Millions of Americans are sick, and tens of thousands are dying, significantly because of Trump’s incompetence and single-minded focus on his own political and financial self-interest. Somehow, the same people who dismiss the rape charges against Trump, who know he underpaid his taxes and broke the law in his business dealings but have been willing to overlook it, who understand he is the furthest distance from being a good Christian a person can be but still make excuses for him; these same people sense that he mishandled the virus and lied about it—is still lying about it—and it bothers them.
The charge of collusion with Russia during the 2016 election and Trump’s repeated denials further underscore the chasm between the president’s lies and political truth. Even after an independent investigation authorized by his own Justice Department reaffirmed the Trump campaign’s dealings with Russia, resulting in jail terms for key campaign operatives, Trump and his visibly compromised attorney general continued to distort and contest the evidence.
Now a Republican-led Senate committee has released a bombshell report concluding, in the words of The New York Times, “the Russian government disrupted an American election (in 2016) to help Mr. Trump become president, Russian intelligence services viewed members of the Trump campaign as easily manipulated, and some of Mr. Trump’s advisers were eager for the help from an American adversary.” While the fallout from these bipartisan findings has yet to filter into the campaign debate, the case against Trump’s reelection was bolstered.
Trump campaign operatives, however, seem undeterred. The fine investigative journalist Anne Nelson revealed in The Washington Spectator that in May, when Covid-related deaths were nearing 74,000, members of the president’s reelection campaign team recruited a few compliant doctors with questionable credentials to argue publicly against the use of masks and lockdowns and to offer spirited claims that, contrary to numerous studies, the extremely dangerous hydroxychloroquine was an effective remedy.

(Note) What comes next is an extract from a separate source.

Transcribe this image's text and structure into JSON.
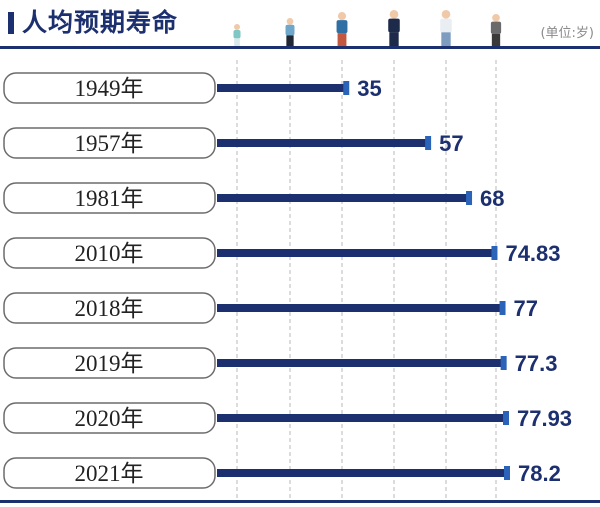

They staged a press conference on the steps of the Supreme Court, attended largely by a few straggling tourists, but the video was aired on Breitbart News, where it reached 185,000 viewers. Over its six hours on Facebook, the video was the second-most-engaged post on the platform, with 14 million views. A few hours after the presentation, President Trump tweeted to his 84.5 million followers, and Donald Trump Jr. told his 5.3 million followers to watch the video.
Social media, however, is growing wise to the prevaricator in chief. Nelson reports that Facebook took the group’s video down a few hours after it was posted, and Twitter and YouTube followed suit, “all three on the grounds that the video violated their Covid-19 misinformation policies.”

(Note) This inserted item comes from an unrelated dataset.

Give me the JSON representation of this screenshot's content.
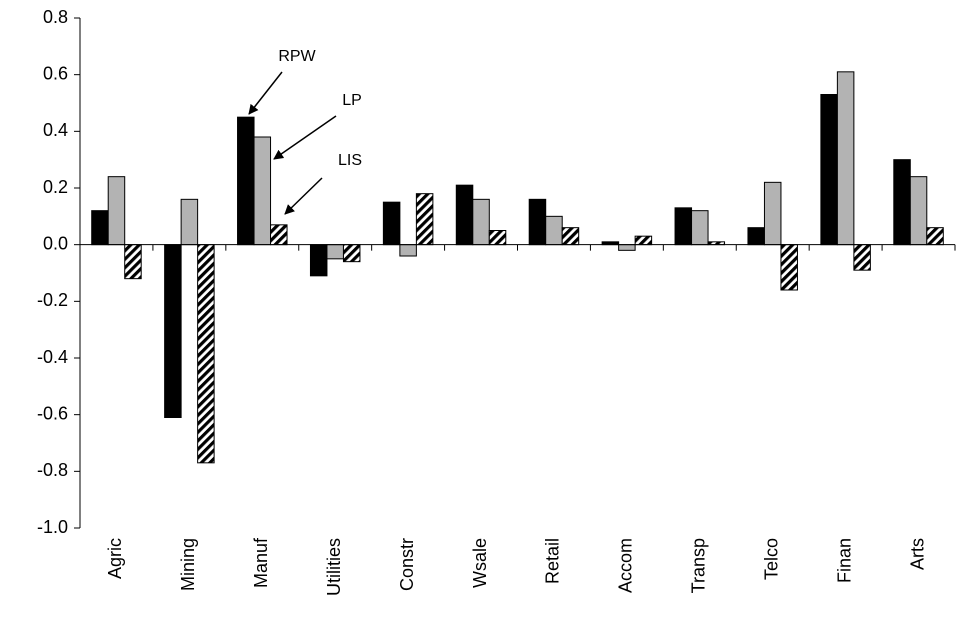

There is still a long road to travel before the election in November. Given the administration’s fatal mismanagement of its response to the virus, and an economy in shambles, with no particular policy achievements to point to and without a discernible agenda for Trump’s second term, Republicans are fanning racial fears and counting on conservative media to distract voters from the overwhelming documentation of the president’s moral deficiencies and political failures.
The 2020 elections will turn, in part, on whether local precincts can offset Republican efforts to disrupt the vote and whether Democrats can inspire Black voters and women and wavering independents to go to the polls based on more than just their disgust with Trump. Will Democrats succeed in offering voters a promising path out of the mess Trump has created? And will very narrow slices of the electorate, who live and vote in bellwether districts that disproportionately affect the national race, look beyond Trump’s self-serving lies and conclude, after nearly four years of this unscrupulous peacock, that our country cannot survive four more?
Hamilton Fish is the editor and publisher of The Washington Spectator.